Contemporaneous biological investigations at the test plots near Moehringen indicated the significance of the microclimatic results in a complex context. The additive effect of varying growth conditions at the single plots, which include the different thermal conditions, was analysed by Kirchgäßner (2001) applying phenological observations on the test plots during the years 1999 and 2000. With respect to the soil, Heidenfelder (2002) ascertained that the nitrogen transformation rates and the content of nitrogen in the microbial biomass were higher on the warmer SW slope than on the cooler NE slope. Evaluating the consequences of the silvicultural treatments on the microbial processes in the soil, which are involved in the nitrogen transformation rates, the combination of the variables of soil temperature and soil moisture, which are related to each other, turned out to be an important complex of factors. Fotelli et al. (2003) found a statistically significant dependence between δ13C in the wood of beech seedlings and soil temperature. Keitel et al. (2003) obtained a strong link between stomata conductance and air temperature, which resulted in a relationship between air temperature and transpiration of beech stands. Analysing the dynamics of radial stem variance and radial growth of beech trees at the test plots, Hauser (2003) observed that air temperature and soil temperature were relevant for the explanation of the varying daily radial stem variances.

Concluding remarks

Summarising the results on the thermal microclimate and PAR (Mayer et al. 2002) within different beech stands, the working hypothesis of the interdisciplinary research project on beech-dominated deciduous forests near Moehringen (Rennenberg 2001) can be preliminarily reviewed. (1) A specific contribution was made to eliminate the lack of systematic investigations on the microclimate within beech stands. (2) The general estimation of the SW slope as the warmer one could be confirmed by the near-surface air temperature and soil temperature. (3) Differences of the microclimate conditions in beech stands between control plots and silviculturally treated plots caused by differing canopy densities could be verified dependent on exposure. (4) The simulation of expected future climatic conditions was possible to some extent by the use of test plots on two opposite slopes with differing aspect.
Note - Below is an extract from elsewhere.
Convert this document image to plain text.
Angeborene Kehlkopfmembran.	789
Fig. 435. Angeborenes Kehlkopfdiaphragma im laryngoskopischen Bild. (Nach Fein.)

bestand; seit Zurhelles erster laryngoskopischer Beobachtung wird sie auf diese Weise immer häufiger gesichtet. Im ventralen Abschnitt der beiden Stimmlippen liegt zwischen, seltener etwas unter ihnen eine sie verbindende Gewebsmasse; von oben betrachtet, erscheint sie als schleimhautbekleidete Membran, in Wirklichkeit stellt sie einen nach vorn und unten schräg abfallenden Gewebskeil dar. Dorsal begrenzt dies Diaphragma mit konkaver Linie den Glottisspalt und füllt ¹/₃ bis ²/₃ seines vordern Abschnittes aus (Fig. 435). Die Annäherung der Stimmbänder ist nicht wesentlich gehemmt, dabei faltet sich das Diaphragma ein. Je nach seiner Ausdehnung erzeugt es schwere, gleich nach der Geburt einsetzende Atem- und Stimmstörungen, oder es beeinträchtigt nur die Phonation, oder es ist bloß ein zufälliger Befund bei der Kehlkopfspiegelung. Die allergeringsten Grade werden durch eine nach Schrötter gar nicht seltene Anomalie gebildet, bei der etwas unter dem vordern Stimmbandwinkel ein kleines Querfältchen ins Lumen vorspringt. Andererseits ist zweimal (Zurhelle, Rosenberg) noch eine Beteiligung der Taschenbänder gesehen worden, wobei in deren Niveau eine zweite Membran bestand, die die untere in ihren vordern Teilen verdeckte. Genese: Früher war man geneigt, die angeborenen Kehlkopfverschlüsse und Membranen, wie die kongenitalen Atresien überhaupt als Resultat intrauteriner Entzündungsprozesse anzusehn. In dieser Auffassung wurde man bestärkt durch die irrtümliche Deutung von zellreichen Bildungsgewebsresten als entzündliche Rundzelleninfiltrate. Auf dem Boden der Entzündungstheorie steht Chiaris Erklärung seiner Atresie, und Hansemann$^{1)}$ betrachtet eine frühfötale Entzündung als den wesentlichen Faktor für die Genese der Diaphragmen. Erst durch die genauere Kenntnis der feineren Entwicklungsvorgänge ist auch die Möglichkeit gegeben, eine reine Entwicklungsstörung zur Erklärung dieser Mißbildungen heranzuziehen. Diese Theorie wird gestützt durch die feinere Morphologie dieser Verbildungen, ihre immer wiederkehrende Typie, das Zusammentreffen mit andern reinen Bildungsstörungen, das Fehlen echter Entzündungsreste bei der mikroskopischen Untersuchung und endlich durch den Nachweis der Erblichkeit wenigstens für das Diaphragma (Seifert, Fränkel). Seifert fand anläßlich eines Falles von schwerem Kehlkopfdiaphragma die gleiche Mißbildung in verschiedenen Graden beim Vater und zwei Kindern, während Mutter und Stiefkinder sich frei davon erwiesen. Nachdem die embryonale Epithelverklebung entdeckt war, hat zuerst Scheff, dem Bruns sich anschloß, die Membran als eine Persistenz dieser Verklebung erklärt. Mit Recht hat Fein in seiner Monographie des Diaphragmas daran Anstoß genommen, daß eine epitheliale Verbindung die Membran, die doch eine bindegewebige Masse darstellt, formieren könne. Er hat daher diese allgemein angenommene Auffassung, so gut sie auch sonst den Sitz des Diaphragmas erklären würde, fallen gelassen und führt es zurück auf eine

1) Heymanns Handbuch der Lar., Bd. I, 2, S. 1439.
On the spatial scale of topoclimate, the differences of the near-surface air temperature T a due to this experimental design were in the lower range of retrospective changes of annual means of T a at climate stations of the German Weather Service on the Swabian Jura during the past 50 years (Kirchgäßner 2001). However, new results of regional climate simulations by suited models show a higher increase in T a for the coming decades, which can be simulated more precisely by use of experimental sites in different regional climates.